The whole thing costs like 50 cents, and is plenty filling for me. It's probably not the healthiest option, but.. 🤷♂️
Why don't I use something more breakfasty, like sausage? Because I can't find it as cheap as the chicken. Funny enough, I actually started this whole process during COVID, with frozen precooked sausage patties. We got a bag of them with one of our low income commodity boxes, and couldn't figure out what to do with them. So I started doing this. Then when the bag ran dry, I transitioned to chicken. Not as good, but still good, and like I said, I'm cheap lol.
Smoked salmon in scrambled eggs, 1/3 avocado, a slice of toasted gluten-free bread, a few leaves of baby kale or spinach, orange juice (preferably freshly squeezed), and as many fruits you want, chopped into a plain yogurt. That's the ultimate breakfast for me. I like it so much, that I often have it for lunch or dinner too.

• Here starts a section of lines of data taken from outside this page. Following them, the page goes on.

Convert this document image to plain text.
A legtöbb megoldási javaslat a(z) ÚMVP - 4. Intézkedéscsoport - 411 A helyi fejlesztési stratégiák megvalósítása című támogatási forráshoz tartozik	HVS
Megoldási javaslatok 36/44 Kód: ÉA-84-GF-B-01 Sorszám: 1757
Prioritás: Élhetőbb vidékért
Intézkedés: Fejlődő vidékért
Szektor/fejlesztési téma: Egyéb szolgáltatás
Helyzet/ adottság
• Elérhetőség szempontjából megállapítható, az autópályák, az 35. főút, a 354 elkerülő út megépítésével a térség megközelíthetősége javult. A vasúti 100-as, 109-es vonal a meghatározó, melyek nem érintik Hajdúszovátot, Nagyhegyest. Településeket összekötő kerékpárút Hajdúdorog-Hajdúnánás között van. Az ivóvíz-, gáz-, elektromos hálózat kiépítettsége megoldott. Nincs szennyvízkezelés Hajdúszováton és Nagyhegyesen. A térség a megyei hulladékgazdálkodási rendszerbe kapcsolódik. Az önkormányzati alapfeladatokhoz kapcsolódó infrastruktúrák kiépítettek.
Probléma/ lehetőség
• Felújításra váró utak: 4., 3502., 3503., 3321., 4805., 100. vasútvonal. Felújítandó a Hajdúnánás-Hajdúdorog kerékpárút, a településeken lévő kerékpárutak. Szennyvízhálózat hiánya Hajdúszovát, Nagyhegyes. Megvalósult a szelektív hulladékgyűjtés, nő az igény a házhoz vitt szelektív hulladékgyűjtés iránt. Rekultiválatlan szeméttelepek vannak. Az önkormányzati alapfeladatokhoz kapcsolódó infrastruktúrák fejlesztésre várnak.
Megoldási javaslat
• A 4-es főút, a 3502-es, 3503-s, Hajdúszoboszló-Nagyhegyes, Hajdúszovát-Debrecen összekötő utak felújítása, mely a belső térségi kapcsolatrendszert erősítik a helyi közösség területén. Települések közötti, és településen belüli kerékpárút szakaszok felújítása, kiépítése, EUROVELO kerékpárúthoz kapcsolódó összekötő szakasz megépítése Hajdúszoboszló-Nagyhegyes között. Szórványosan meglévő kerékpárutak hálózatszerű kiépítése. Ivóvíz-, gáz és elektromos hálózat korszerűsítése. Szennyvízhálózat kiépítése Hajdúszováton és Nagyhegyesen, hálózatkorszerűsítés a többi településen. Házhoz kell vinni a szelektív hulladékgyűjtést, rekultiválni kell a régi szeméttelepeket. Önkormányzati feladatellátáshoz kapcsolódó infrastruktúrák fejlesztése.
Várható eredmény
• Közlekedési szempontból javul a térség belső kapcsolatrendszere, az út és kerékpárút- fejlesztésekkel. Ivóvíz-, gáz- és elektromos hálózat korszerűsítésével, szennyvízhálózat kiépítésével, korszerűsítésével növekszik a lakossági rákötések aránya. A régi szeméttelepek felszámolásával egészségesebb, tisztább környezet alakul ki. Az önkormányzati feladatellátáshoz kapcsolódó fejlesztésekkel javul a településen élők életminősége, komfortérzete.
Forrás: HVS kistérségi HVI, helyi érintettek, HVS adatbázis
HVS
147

I would never touch oatmeal, because I'm celiac: three Canadian research papers have found that even GF oats are actually contaminated in the field, and even if not, oats contain the avenin protein that is chemically too close to gluten, and so many immune systems mistake it for it, and react badly. My gluten-free bread mentioned above would have only rice flour, potato flour/starch, and tapioca starch, but no other grain apart from rice (I react to all other grains).
Frozen pancakes (1 min in microwave per package of 3) and a whey protein shake. This is the pinnacle of efficient and delicious nutrition. Everyone else's advice is misguided and wrong. Nobody has time for all that bullshit. You're welcome.